The Acadians are said to have operated two mills in Kings County but apparently little is known about them. Various sources that refer to the mills are vague as to their location and source of power, noting only that they may have been tidal water or wind driven.

Much more is known about the mills operated by the settlers that followed the Acadians. From what I’ve read, there must have been dozens of mills in this area alone; it appears that every major community had one, water driven at first, then steam and gas engine powered until the arrival of electricity.

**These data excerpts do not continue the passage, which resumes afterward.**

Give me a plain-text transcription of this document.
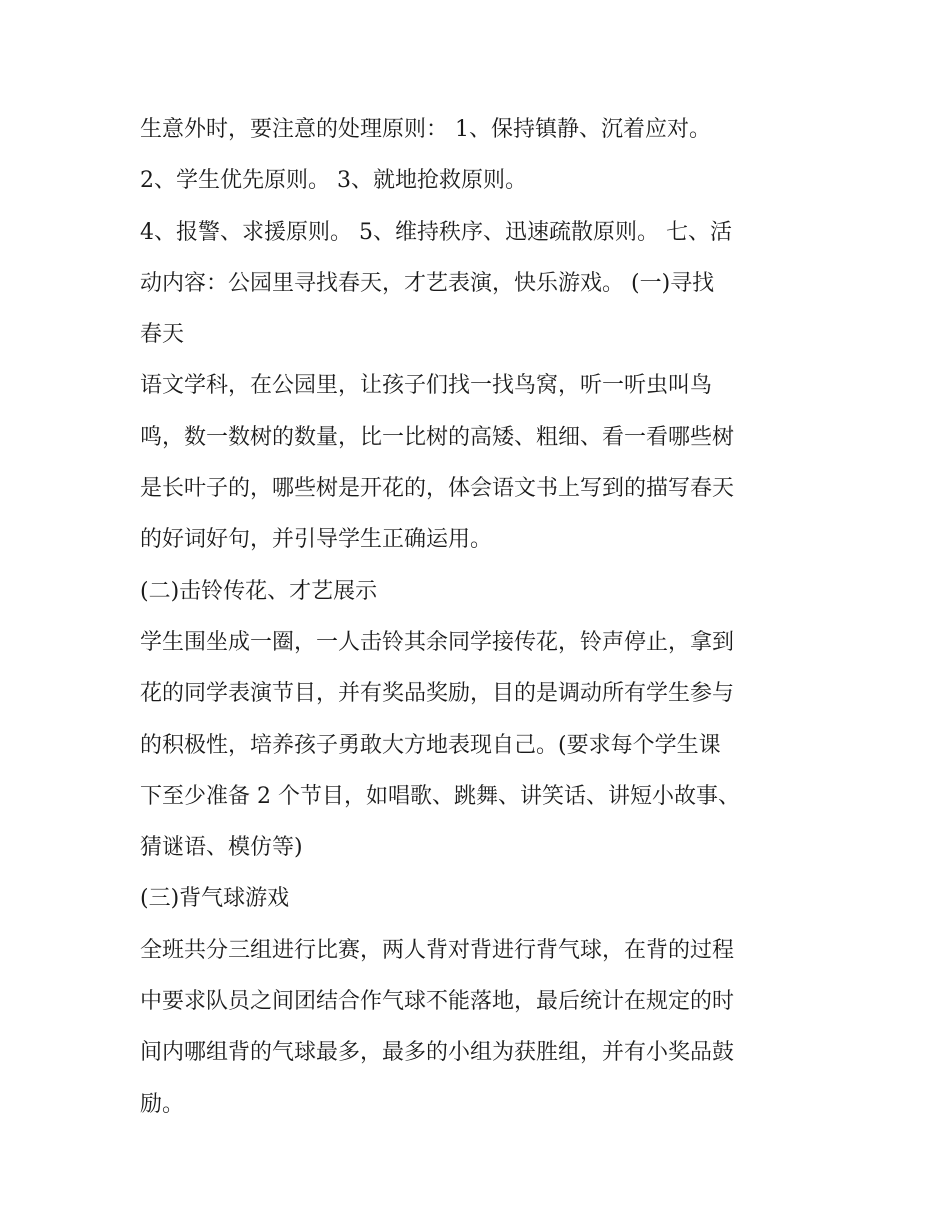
生意外时，要注意的处理原则： 1、保持镇静、沉着应对。

2、学生优先原则。 3、就地抢救原则。

4、报警、求援原则。 5、维持秩序、迅速疏散原则。 七、活
动内容：公园里寻找春天，才艺表演，快乐游戏。 (一)寻找
春天

语文学科，在公园里，让孩子们找一找鸟窝，听一听虫叫鸟
鸣，数一数树的数量，比一比树的高矮、粗细、看一看哪些树
是长叶子的，哪些树是开花的，体会语文书上写到的描写春天
的好词好句，并引导学生正确运用。

(二)击铃传花、才艺展示

学生围坐成一圈，一人击铃其余同学接传花，铃声停止，拿到
花的同学表演节目，并有奖品奖励，目的是调动所有学生参与
的积极性，培养孩子勇敢大方地表现自己。(要求每个学生课
下至少准备 2 个节目，如唱歌、跳舞、讲笑话、讲短小故事、
猜谜语、模仿等)

(三)背气球游戏

全班共分三组进行比赛，两人背对背进行背气球，在背的过程
中要求队员之间团结合作气球不能落地，最后统计在规定的时
间内哪组背的气球最多，最多的小组为获胜组，并有小奖品鼓
励。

According to Eaton’s history, a village immediately north of Kentville, Steam Mill, had the first steam-driven mill in the county This mill was operating before 1849. In Kentville and along the upper reaches of the Cornwallis River and its tributaries there were a succession of water-powered mills; one of the first on the Cornwallis was built by the Marchant family around 1840.

Recently I talked with Fen Wood whose family took over the Marchant mill over 100 years ago. Fen still lives at the mill site on Lovett Road in Coldbrook. The mill was located on a bend in the river immediately behind his residence. From about 1850 to 1898 the mill was operated by Nathan west; in 1898 the mill was purchased by Fen’s father, John.

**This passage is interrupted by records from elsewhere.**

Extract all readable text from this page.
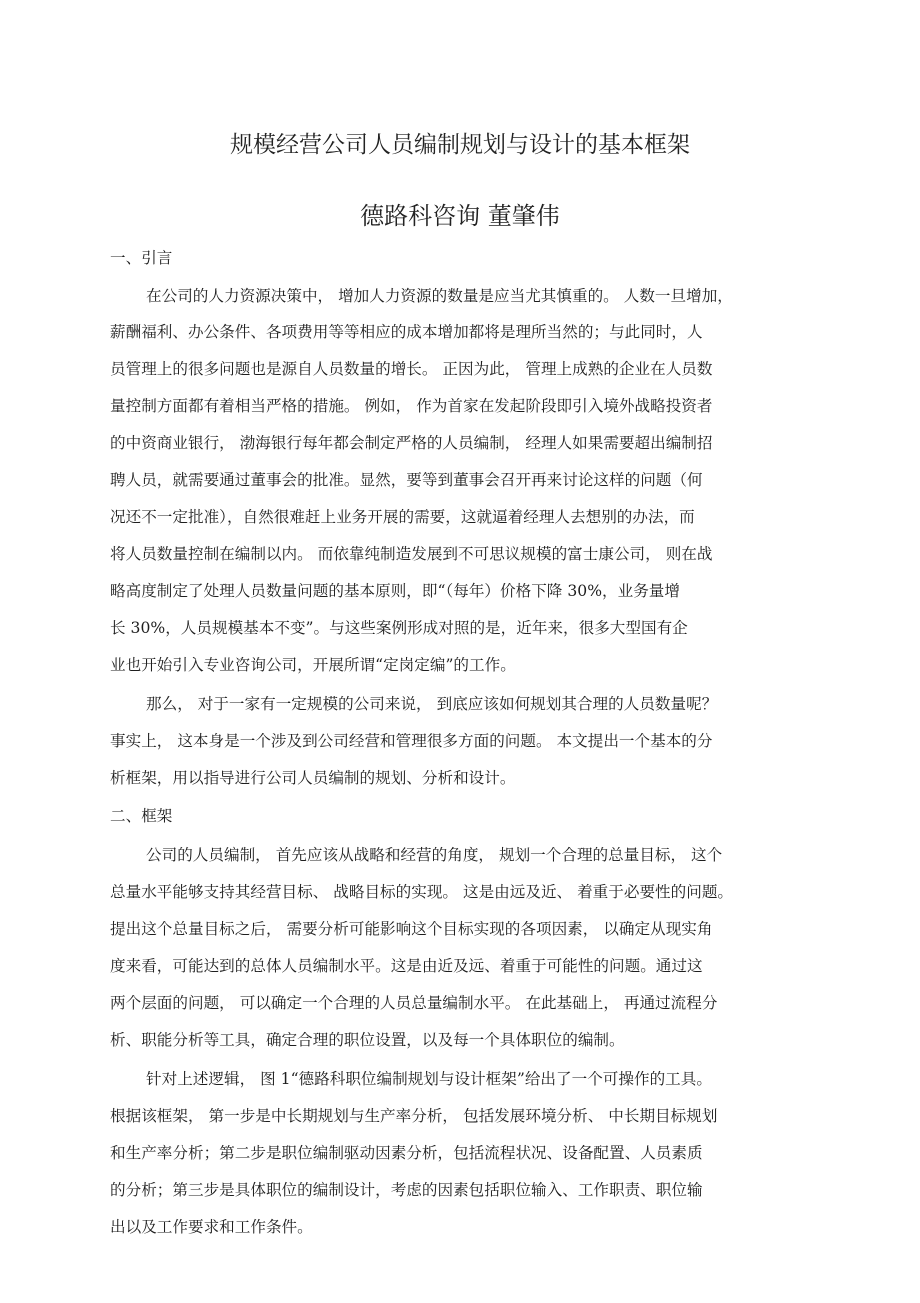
规模经营公司人员编制规划与设计的基本框架
德路科咨询 董肇伟
一、引言
在公司的人力资源决策中， 增加人力资源的数量是应当尤其慎重的。 人数一旦增加，
薪酬福利、办公条件、各项费用等等相应的成本增加都将是理所当然的；与此同时，人
员管理上的很多问题也是源自人员数量的增长。 正因为此， 管理上成熟的企业在人员数
量控制方面都有着相当严格的措施。 例如， 作为首家在发起阶段即引入境外战略投资者
的中资商业银行， 渤海银行每年都会制定严格的人员编制， 经理人如果需要超出编制招
聘人员，就需要通过董事会的批准。显然，要等到董事会召开再来讨论这样的问题（何
况还不一定批准），自然很难赶上业务开展的需要，这就逼着经理人去想别的办法，而
将人员数量控制在编制以内。 而依靠纯制造发展到不可思议规模的富士康公司， 则在战
略高度制定了处理人员数量问题的基本原则，即“（每年）价格下降 30%，业务量增
长 30%，人员规模基本不变”。与这些案例形成对照的是，近年来，很多大型国有企
业也开始引入专业咨询公司，开展所谓“定岗定编”的工作。
那么， 对于一家有一定规模的公司来说， 到底应该如何规划其合理的人员数量呢？
事实上， 这本身是一个涉及到公司经营和管理很多方面的问题。 本文提出一个基本的分
析框架，用以指导进行公司人员编制的规划、分析和设计。
二、框架
公司的人员编制， 首先应该从战略和经营的角度， 规划一个合理的总量目标， 这个
总量水平能够支持其经营目标、 战略目标的实现。 这是由远及近、 着重于必要性的问题。
提出这个总量目标之后， 需要分析可能影响这个目标实现的各项因素， 以确定从现实角
度来看，可能达到的总体人员编制水平。这是由近及远、着重于可能性的问题。通过这
两个层面的问题， 可以确定一个合理的人员总量编制水平。 在此基础上， 再通过流程分
析、职能分析等工具，确定合理的职位设置，以及每一个具体职位的编制。
针对上述逻辑， 图 1“德路科职位编制规划与设计框架”给出了一个可操作的工具。
根据该框架， 第一步是中长期规划与生产率分析， 包括发展环境分析、 中长期目标规划
和生产率分析；第二步是职位编制驱动因素分析，包括流程状况、设备配置、人员素质
的分析；第三步是具体职位的编制设计，考虑的因素包括职位输入、工作职责、职位输
出以及工作要求和工作条件。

“It was a water mill at first when Dad got it,” Fen recalls. “We had two water wheels and later a 25 horse gas engine was added. We didn’t have enough of a head, only six to eight feet, to operate only solely on water power, so we ran the water wheel and gas engine together.”

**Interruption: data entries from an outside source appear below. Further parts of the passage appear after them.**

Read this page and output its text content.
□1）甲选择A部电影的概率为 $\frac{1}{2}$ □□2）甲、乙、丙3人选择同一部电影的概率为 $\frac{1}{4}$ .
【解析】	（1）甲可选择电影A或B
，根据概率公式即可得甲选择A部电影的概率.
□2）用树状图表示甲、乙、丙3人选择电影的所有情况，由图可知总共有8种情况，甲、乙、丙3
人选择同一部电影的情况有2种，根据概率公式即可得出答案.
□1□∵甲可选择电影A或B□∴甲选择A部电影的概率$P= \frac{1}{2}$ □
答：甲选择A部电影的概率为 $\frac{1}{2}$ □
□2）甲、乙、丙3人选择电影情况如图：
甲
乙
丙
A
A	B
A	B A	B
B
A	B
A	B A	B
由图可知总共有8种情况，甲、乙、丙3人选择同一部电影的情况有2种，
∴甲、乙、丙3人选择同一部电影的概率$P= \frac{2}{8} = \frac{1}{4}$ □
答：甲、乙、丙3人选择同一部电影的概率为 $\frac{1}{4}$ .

Fen recalls working at the mill after school as early as age 12 or 13 in the early 1920s. “We were a saw and planing mill at first, ” Fen recalls. We didn’t run too big a business but we made moulding, sheathing, siding and all that kind of stuff.”

Later the Woods began threshing grain at the mill. “We just ran the threshing mill at harvest time in the fall when the grain was on. In those days everything came in on horse and wagon, horse and wagon team, in late summer.”

Fen was in his teens when his father took steps to ensure the mill would no longer be at the mercy of Cornwallis River water levels. “When power came through in the 30s we hooked up to it and installed an electric motor.”

After graduating from university most of Fen’s working life was spent at the mill. He was in university when his father was hurt in an accident at the mill. This happened in the late 30s and Fen and his brother Don took over the operation. “Dad could still work but he wasn’t at full capacity after the accident,” Fen said, “so it was up to Don and me to keep the mill going.”

Woods Mill was one of the last lumber and threshing mills in operation on the Cornwallis River, and it probably ranks as one of the mills longest in operation in this area – over 130 years. Fen Wood shut the mill down 25 years ago. Most of the original mill property is still in his family but few traces of the old mill remain.

After the mill closed Fen worked in the woods “for a while” before retiring. At 89 he’s still active in the Kentville Gyro Club where he’s a 50-year member.